Simon was shocked and incredulous. “As a cultural institution who says they stand for dialogue within the Jewish community, this is an opportunity for us to have a conversation,” says Simon. “Reena was very insistent, and she said, ‘Can I talk to your board? Can we have a discussion about this? Let me represent myself.’ And Lori Starr’s response to that was, ‘Now is not the time for dialogue.’”

The meeting ended and despite a tense and emotional discussion the decision stood. Ten minutes later, by the time Simon arrived at Gallery TPW (where she is the curator), a Koffler press release announcing the decision had been emailed to its entire network.

For Starr the issue boils down to what she refers to as core values. “No organization could partner with any individual who works against one of their core values,” she states in an email interview. “Just as an artist is free to express anything that he or she wishes to express, we are free to choose with whom we want to associate, based on our core values.

“When Ms Simon first came to us with the idea of working with Ms Katz over a year ago we were told that she had been critical of Israel. It’s important to understand that being critical of Israel isn’t what prompted our decision. Ms Katz’s public efforts in advocating for the demise of Israel as a Jewish state, including ‘condemning Zionism to the dustbin of history’ clearly runs counter to a core value of the Koffler Centre of the Arts.”

According to Katz the “dustbin of history” phrase was taken out of context. “This is not what I’ve ever said. Basically I had signed a petition in 2005 from Jewish Youth in Canada that was anti-Zionist, and the last sentence is, “we condemn Zionism to the dustbin of history.”)

 

There is a semantic distinction that needs to be drawn here: anti-Zionism is not anti-Israeli. Anti-Zionism respects the existence of Israel and is, very generally, in opposition to the idea of Israel as a specifically Jewish state. “At our meeting, I didn’t deny that I believed in the extinction of the state of Israel because that’s not the point,” says Katz. “My attempt to identify with my culture has been a deep commitment. So they’re demonizing me and I’m the wrong person to demonize.”

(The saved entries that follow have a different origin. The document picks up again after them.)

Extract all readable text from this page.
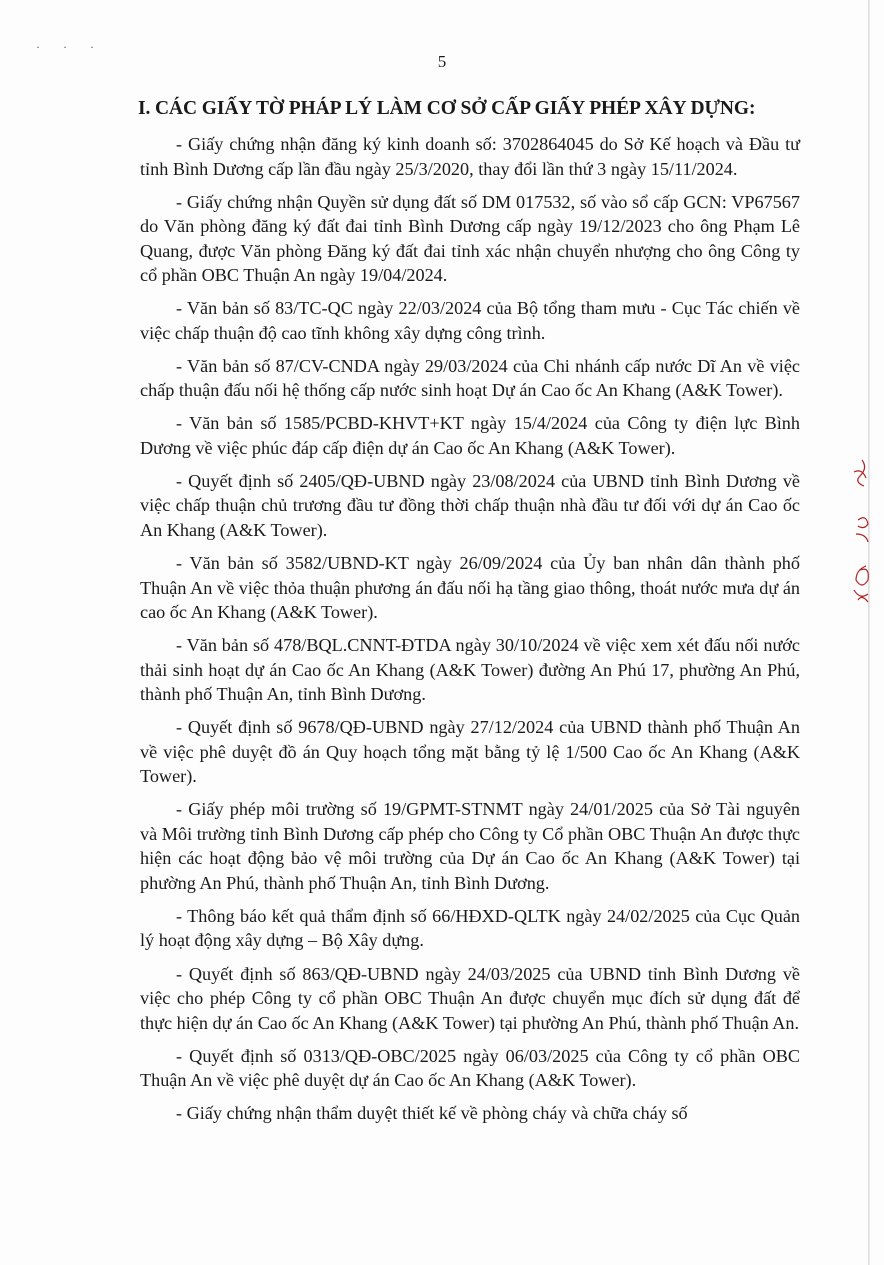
· · ·
5
I. CÁC GIẤY TỜ PHÁP LÝ LÀM CƠ SỞ CẤP GIẤY PHÉP XÂY DỰNG:

- Giấy chứng nhận đăng ký kinh doanh số: 3702864045 do Sở Kế hoạch và Đầu tư tỉnh Bình Dương cấp lần đầu ngày 25/3/2020, thay đổi lần thứ 3 ngày 15/11/2024.

- Giấy chứng nhận Quyền sử dụng đất số DM 017532, số vào sổ cấp GCN: VP67567 do Văn phòng đăng ký đất đai tỉnh Bình Dương cấp ngày 19/12/2023 cho ông Phạm Lê Quang, được Văn phòng Đăng ký đất đai tỉnh xác nhận chuyển nhượng cho ông Công ty cổ phần OBC Thuận An ngày 19/04/2024.

- Văn bản số 83/TC-QC ngày 22/03/2024 của Bộ tổng tham mưu - Cục Tác chiến về việc chấp thuận độ cao tĩnh không xây dựng công trình.

- Văn bản số 87/CV-CNDA ngày 29/03/2024 của Chi nhánh cấp nước Dĩ An về việc chấp thuận đấu nối hệ thống cấp nước sinh hoạt Dự án Cao ốc An Khang (A&K Tower).

- Văn bản số 1585/PCBD-KHVT+KT ngày 15/4/2024 của Công ty điện lực Bình Dương về việc phúc đáp cấp điện dự án Cao ốc An Khang (A&K Tower).

- Quyết định số 2405/QĐ-UBND ngày 23/08/2024 của UBND tỉnh Bình Dương về việc chấp thuận chủ trương đầu tư đồng thời chấp thuận nhà đầu tư đối với dự án Cao ốc An Khang (A&K Tower).

- Văn bản số 3582/UBND-KT ngày 26/09/2024 của Ủy ban nhân dân thành phố Thuận An về việc thỏa thuận phương án đấu nối hạ tầng giao thông, thoát nước mưa dự án cao ốc An Khang (A&K Tower).

- Văn bản số 478/BQL.CNNT-ĐTDA ngày 30/10/2024 về việc xem xét đấu nối nước thải sinh hoạt dự án Cao ốc An Khang (A&K Tower) đường An Phú 17, phường An Phú, thành phố Thuận An, tỉnh Bình Dương.

- Quyết định số 9678/QĐ-UBND ngày 27/12/2024 của UBND thành phố Thuận An về việc phê duyệt đồ án Quy hoạch tổng mặt bằng tỷ lệ 1/500 Cao ốc An Khang (A&K Tower).

- Giấy phép môi trường số 19/GPMT-STNMT ngày 24/01/2025 của Sở Tài nguyên và Môi trường tỉnh Bình Dương cấp phép cho Công ty Cổ phần OBC Thuận An được thực hiện các hoạt động bảo vệ môi trường của Dự án Cao ốc An Khang (A&K Tower) tại phường An Phú, thành phố Thuận An, tỉnh Bình Dương.

- Thông báo kết quả thẩm định số 66/HĐXD-QLTK ngày 24/02/2025 của Cục Quản lý hoạt động xây dựng – Bộ Xây dựng.

- Quyết định số 863/QĐ-UBND ngày 24/03/2025 của UBND tỉnh Bình Dương về việc cho phép Công ty cổ phần OBC Thuận An được chuyển mục đích sử dụng đất để thực hiện dự án Cao ốc An Khang (A&K Tower) tại phường An Phú, thành phố Thuận An.

- Quyết định số 0313/QĐ-OBC/2025 ngày 06/03/2025 của Công ty cổ phần OBC Thuận An về việc phê duyệt dự án Cao ốc An Khang (A&K Tower).

- Giấy chứng nhận thẩm duyệt thiết kế về phòng cháy và chữa cháy số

So what does this all mean? To those who don’t understand the relationship between an institutional gallery and an artist, this all sounds harmless enough: The funding is in place, so surely all of this amounts to removing a logo from a postcard? “By disassociating from the exhibition, we have given the responsibility for the realization of the show to both Ms Katz and Ms Simon,” writes Starr. “The Koffler Centre of the Arts has no interest in shutting down the show, and as far as we know, it is scheduled to continue.”

But a few days before Starr answered my emailed questions Katz and Simon sent out a joint press release announcing the cancellation of their show. For them, the withdrawal of Koffler’s nominal support, combined with their denunciation of Katz as anti-Israel, has meant the disintegration of the entire project.

The installation (which, ironically, doesn’t immediately involve the contemporary state of Israel), titled each hand as they are called, has to do with Jewish immigrant history in Kensington Market and was heavily contingent on local participants: Jewish seniors who now live in Baycrest would interact with students from Ryerson Community Public School; a group of singers would sing Yiddish liturgical music; and a poster series designed by Cecilia Berkovic. The seniors have dropped out because of Baycrest’s relationship with the UJA, the singers’ voice coach has also dropped out because of the ensuing scandal and the posters have long since become irrelevant. Katz was also planning to involve local Jewish businesses and a synagogue, involvements that have been rendered moot without the support of the Koffler.

So while the press release was spun very carefully to avoid the C-word Katz, who has watched a year’s preparation and work crumble as a result, is more pragmatic. “There hasn’t been any component of the project that hasn’t been radically altered by their decision,” she says, “and it’s de facto censorship.”

Starr maintains that this is part and parcel of running an arts institution. “Arts organizations must have policies about how their core values are reflected in their realization of their artistic vision,” she states.

Simon has deeper concerns about the implications of this action. “Artists are vulnerable enough as it is. Aside from the money and the administration, there’s a human level to what the curator’s responsibility is, there is a certain degree of support and protection of the artist and the artist’s work, in terms of upholding its original integrity and that’s been seriously breached here.”